The fact is, there are a number of other major markets around the country that have transitioned from a seller’s market to a heavy buyer’s market for numerous reasons including the foreign investment market.
Our situation is a bit different. Because San Diego is home to military, major employers and our job growth is still booming.
A market shift
While the bubble isn’t bursting here, we are shifting to more of a neutral market. A record number of homes entered the market in June, July, and August the most since the crash in 2008. So, there is a lot more inventory available to buyers. Some neighborhoods have plateaued in terms of price — home prices can only rise so high before buyers just won’t or can’t buy.
A few factors are at play — high housing prices, an interest rate jump, buyer fatigue and a drop in consumer confidence.
All that leads to a normalizing of the market, not a crash. Home deals will once again see:
• More time on the market, homes will no longer get snapped up in hours.
• One offer, not multiple bids.
• Prices will be negotiated down, not up, because of the time on the market.
• Contingencies, on financing, inspections, and date of settlement.
The new normal
While we saw a record number of homes come on the market, we also saw a record number of price reductions.

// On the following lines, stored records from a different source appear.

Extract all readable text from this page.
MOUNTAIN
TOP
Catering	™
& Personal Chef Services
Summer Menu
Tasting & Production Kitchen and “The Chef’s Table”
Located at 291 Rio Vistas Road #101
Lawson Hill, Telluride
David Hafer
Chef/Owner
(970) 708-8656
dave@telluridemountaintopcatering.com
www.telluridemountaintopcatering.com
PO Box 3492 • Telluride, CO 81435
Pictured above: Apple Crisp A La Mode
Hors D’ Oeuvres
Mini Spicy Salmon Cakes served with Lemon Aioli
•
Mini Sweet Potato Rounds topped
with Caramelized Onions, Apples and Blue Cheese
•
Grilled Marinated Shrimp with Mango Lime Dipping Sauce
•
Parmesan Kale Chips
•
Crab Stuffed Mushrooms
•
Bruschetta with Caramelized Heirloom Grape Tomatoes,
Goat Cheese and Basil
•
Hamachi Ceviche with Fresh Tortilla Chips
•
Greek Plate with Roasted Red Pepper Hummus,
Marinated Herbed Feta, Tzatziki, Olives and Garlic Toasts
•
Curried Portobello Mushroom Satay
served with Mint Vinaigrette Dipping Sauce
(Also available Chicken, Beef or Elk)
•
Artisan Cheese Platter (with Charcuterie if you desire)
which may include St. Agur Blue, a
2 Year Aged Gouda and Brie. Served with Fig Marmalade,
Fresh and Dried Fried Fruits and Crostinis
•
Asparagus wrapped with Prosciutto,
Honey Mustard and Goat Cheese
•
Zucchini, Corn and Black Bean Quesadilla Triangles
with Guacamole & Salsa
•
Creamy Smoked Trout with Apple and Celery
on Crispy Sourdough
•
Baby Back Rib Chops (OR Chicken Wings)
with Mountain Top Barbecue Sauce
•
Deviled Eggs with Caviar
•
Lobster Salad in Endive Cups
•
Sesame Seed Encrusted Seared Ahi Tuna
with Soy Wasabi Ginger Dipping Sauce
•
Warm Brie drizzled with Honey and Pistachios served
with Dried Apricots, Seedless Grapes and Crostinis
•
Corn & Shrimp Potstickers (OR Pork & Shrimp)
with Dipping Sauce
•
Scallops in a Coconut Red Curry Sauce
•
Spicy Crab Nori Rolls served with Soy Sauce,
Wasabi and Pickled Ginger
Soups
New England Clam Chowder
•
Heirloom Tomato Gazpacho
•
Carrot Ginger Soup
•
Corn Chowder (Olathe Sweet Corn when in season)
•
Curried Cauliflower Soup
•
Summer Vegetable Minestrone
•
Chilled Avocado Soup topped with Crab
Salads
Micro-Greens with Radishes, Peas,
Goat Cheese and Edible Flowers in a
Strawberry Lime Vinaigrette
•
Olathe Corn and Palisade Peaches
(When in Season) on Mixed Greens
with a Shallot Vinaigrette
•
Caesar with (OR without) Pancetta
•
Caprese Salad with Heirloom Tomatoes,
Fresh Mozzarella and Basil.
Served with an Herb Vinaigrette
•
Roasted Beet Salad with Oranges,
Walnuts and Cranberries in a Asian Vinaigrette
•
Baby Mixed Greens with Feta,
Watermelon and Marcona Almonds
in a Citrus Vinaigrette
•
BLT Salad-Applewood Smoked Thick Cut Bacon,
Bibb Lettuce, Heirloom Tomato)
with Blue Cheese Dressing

If you’re considering selling your home, or are already on the market, you’ve got to recalibrate your expectations.
Especially in terms of pricing strategy: sellers are typically behind the market by several months. Price right for the market now. Last spring, a seller wouldn’t have had to accept a normal offer, with any negotiation and/or contingencies. But with more inventory and the mortgage interest rates on the rise and now over three-quarters of a percentage point higher than they were at the beginning of the year this impacts buyers purchasing power and expectations.
For sellers, in shifts like this that call for an experienced, seasoned agent who looks at the data and knows what it means. This is the time when the top agents shine. They can negotiate the highest and best offers when selling, getting all contingencies satisfied or changed, and get the deal all the way through to the settlement table.
Buyers need a seasoned agent to get them the best price. But don’t expect huge deals, the market hasn’t shifted that much. You’ll be able to buy at market rate, and in most cases not get into a bidding war. And your contingencies are more likely to be accepted, protecting your interests as much as the sellers. But, again, you need an experienced agent who can read the markets and advise you appropriately.
The San Diego market isn’t crashing. Don’t panic. The market is shifting, but back toward normal. Get the right advice, and you’ll succeed regardless of whether it’s a buyer, seller, or neutral market.